Publication Type:Journal Article
Keywords: SIRT1 expression; apoptosis; erectile function; nitric oxide/cyclic guanosine monophosphate signaling; oxidative stress
MeSH: Animals; Male; Rats; Cyclic GMP/metabolism*; Erectile Dysfunction/metabolism*; Nitric Oxide/metabolism*; Penile Erection; Penis/pathology*; Phosphodiesterase 5 Inhibitors/pharmacology*; Rats, Sprague-Dawley; Sirtuin 1/metabolism*; Superoxide Dismutase/metabolism*; Tumor Suppressor Protein p53/metabolism*
From: Asian Journal of Andrology 2022;24(6):666-670
CountryChina
Language:English
Abstract: Silent information regulator 2-related enzyme 1 (SIRT1) is an aging-related protein activated with aging. Herein, we evaluated the role of SIRT1 in aging-related erectile dysfunction. The expression of SIRT1 was modulated in aged Sprague-Dawley rats following intragastric administration of resveratrol (Res; 5 mg kg^-1), niacinamide (NAM; 500 mg kg^-1) or Res (5 mg kg^-1) + tadalafil (Tad; phosphodiesterase-5 [PDE5] inhibitor; 5 mg kg^-1) for 8 weeks. Then, we determined erectile function by the ratio of intracavernosal pressure (ICP)/mean systemic arterial pressure (MAP). Cavernosal tissues were extracted to evaluate histological changes, cell apoptosis, nitric oxide (NO)/cyclic guanosine monophosphate (cGMP), the superoxide dismutase (SOD)/3,4-methylenedioxyamphetamine (MDA) level, and the expression of SIRT1, p53, and forkhead box O3 (FOXO3a) using immunohistochemistry, terminal deoxynucleotidyl transferase (TdT)-mediated 2'-deoxyuridine 5'-triphosphate (dUTP) nick-end labeling (TUNEL), enzyme-linked immunosorbent assays, and western blot analysis.
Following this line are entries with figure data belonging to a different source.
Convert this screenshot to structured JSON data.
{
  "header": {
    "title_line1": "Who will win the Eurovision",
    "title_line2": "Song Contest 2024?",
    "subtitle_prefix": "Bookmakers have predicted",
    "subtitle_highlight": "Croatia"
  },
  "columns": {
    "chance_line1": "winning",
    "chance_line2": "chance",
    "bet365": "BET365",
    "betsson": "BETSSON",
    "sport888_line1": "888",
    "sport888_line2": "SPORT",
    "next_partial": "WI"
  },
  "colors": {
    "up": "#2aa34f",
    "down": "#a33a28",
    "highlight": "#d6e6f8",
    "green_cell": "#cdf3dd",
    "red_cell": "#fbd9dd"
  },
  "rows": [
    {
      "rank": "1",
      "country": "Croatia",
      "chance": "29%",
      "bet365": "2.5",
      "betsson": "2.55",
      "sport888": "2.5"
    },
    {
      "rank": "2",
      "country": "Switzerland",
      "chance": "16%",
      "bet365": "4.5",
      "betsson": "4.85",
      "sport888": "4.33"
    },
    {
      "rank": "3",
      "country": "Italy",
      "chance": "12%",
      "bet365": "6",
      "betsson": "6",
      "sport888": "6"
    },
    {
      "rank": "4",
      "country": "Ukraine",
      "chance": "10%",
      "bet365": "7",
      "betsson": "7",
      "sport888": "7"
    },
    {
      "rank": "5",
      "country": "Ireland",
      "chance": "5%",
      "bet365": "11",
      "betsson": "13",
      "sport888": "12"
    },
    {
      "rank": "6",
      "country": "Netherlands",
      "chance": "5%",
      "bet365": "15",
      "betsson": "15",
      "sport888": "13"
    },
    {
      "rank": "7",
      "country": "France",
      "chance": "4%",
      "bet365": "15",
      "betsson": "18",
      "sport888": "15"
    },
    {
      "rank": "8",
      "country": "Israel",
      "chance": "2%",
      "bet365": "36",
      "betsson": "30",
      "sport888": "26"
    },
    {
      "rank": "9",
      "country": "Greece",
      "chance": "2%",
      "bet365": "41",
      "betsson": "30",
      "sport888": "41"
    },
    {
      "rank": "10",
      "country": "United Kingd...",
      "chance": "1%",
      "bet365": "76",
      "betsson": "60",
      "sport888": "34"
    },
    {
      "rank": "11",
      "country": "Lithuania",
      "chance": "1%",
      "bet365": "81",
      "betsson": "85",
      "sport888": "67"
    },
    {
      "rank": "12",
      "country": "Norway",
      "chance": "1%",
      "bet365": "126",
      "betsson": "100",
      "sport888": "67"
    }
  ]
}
Compared with the control, Res treatment significantly improved erectile function, reflected by an increased content of smooth muscle and endothelium, NO/cGMP and SOD activity, and reduced cell apoptosis and MDA levels. The effect of Res was improved by adding Tad. In addition, the protein expression of SIRT1 was increased in the Res group, accompanied by decreased p53 and FOXO3a levels. In addition, inhibition of SIRT1 by NAM treatment resulted in adverse results compared with Res treatment. SIRT1 activation ameliorated aging-related erectile dysfunction, supporting the potential of SIRT1 as a target for erectile dysfunction treatment.